En temps normal, hors Covid-19, le tourisme se développe bien. Je pense particulièrement au Marina Bay Sands, un complexe hôtelier et commercial inauguré en 2009. Il a été construit en deux ans pour 5,5 milliards de dollars, et la somme a été amortie en seulement un an. C’est incroyable. Le tourisme régional, d’Indonésie, de Malaisie, ou de Thaïlande, a explosé grâce aux casinos, aux jeux et aux complexes hôteliers. Les deux casinos de Singapour, du Marina Bay Sands et du Resort World Sentosa, génèrent à eux seuls près de 6 milliards de dollars chaque année. Las Vegas, par exemple, fait à peine plus [6,45 milliards de dollars — NDLR], avec l’ensemble de ses casinos réunis. Le pays voulait devenir une destination à part entière et ne voulait plus être simplement un “stop over”, c’est-à-dire un point d’étape avant de séjourner en Australie ou en Nouvelle-Zélande.

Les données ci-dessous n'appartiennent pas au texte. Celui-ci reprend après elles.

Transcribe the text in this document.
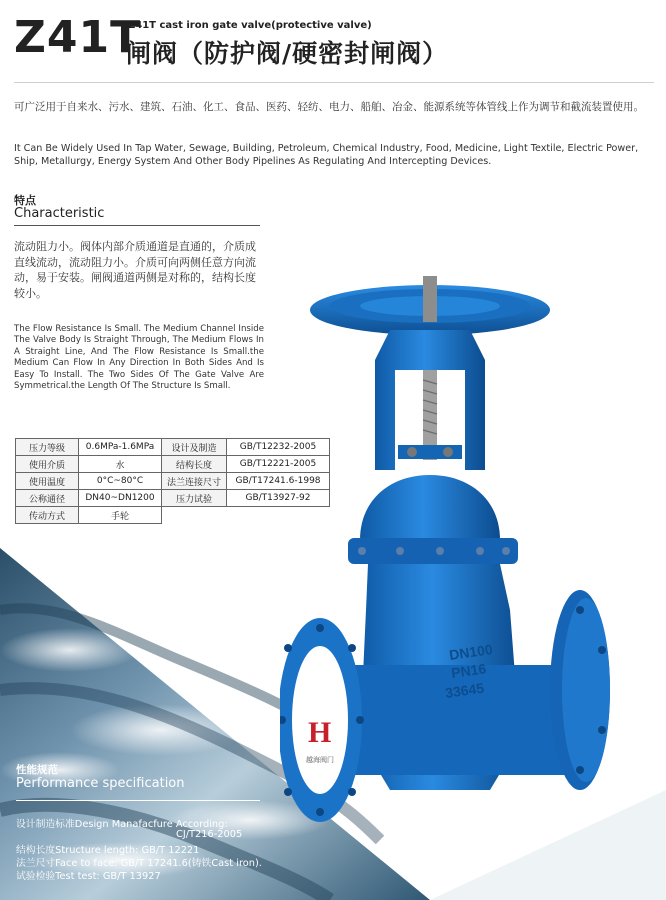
Z41T
Z41T cast iron gate valve(protective valve)
闸阀（防护阀/硬密封闸阀）
可广泛用于自来水、污水、建筑、石油、化工、食品、医药、轻纺、电力、船舶、冶金、能源系统等体管线上作为调节和截流装置使用。
It Can Be Widely Used In Tap Water, Sewage, Building, Petroleum, Chemical Industry, Food, Medicine, Light Textile, Electric Power, Ship, Metallurgy, Energy System And Other Body Pipelines As Regulating And Intercepting Devices.
特点
Characteristic
流动阻力小。阀体内部介质通道是直通的，介质成直线流动，流动阻力小。介质可向两侧任意方向流动，易于安装。闸阀通道两侧是对称的，结构长度较小。
The Flow Resistance Is Small. The Medium Channel Inside The Valve Body Is Straight Through, The Medium Flows In A Straight Line, And The Flow Resistance Is Small.the Medium Can Flow In Any Direction In Both Sides And Is Easy To Install. The Two Sides Of The Gate Valve Are Symmetrical.the Length Of The Structure Is Small.
压力等级	0.6MPa-1.6MPa	设计及制造	GB/T12232-2005
使用介质	水	结构长度	GB/T12221-2005
使用温度	0°C~80°C	法兰连接尺寸	GB/T17241.6-1998
公称通径	DN40~DN1200	压力试验	GB/T13927-92
传动方式	手轮		
DN100
PN16
33645
H
越海阀门
性能规范
Performance specification
设计制造标准Design Manafacfure According:
CJ/T216-2005
结构长度Structure length: GB/T 12221
法兰尺寸Face to face: GB/T 17241.6(铸铁Cast iron).
试验检验Test test: GB/T 13927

Que dire de sa place financière ?

Il y a un énorme district financier. À titre de comparaison, Singapour est devenu la Suisse de l’Asie, et les plus grandes banques s’y sont installées. Hong Kong était sa rivale, et c’est l’inverse aujourd’hui pour plusieurs raisons. Pour commencer, Singapour a adapté la digitalisation dans le système bancaire. Ensuite, le tissu légal est très réglementé, avec un système de déontologie important. On n’ouvre pas les bras à tout le monde. L’équivalent du Service d’information et de contrôle sur les circuits financiers (SICCFIN) permet aux investisseurs d’être exposés sur l’Asie dans un cadre sécurisé. Les flux dont donc fluides, et il n’y a pas non plus de contrôles des changes. C’est un point très important.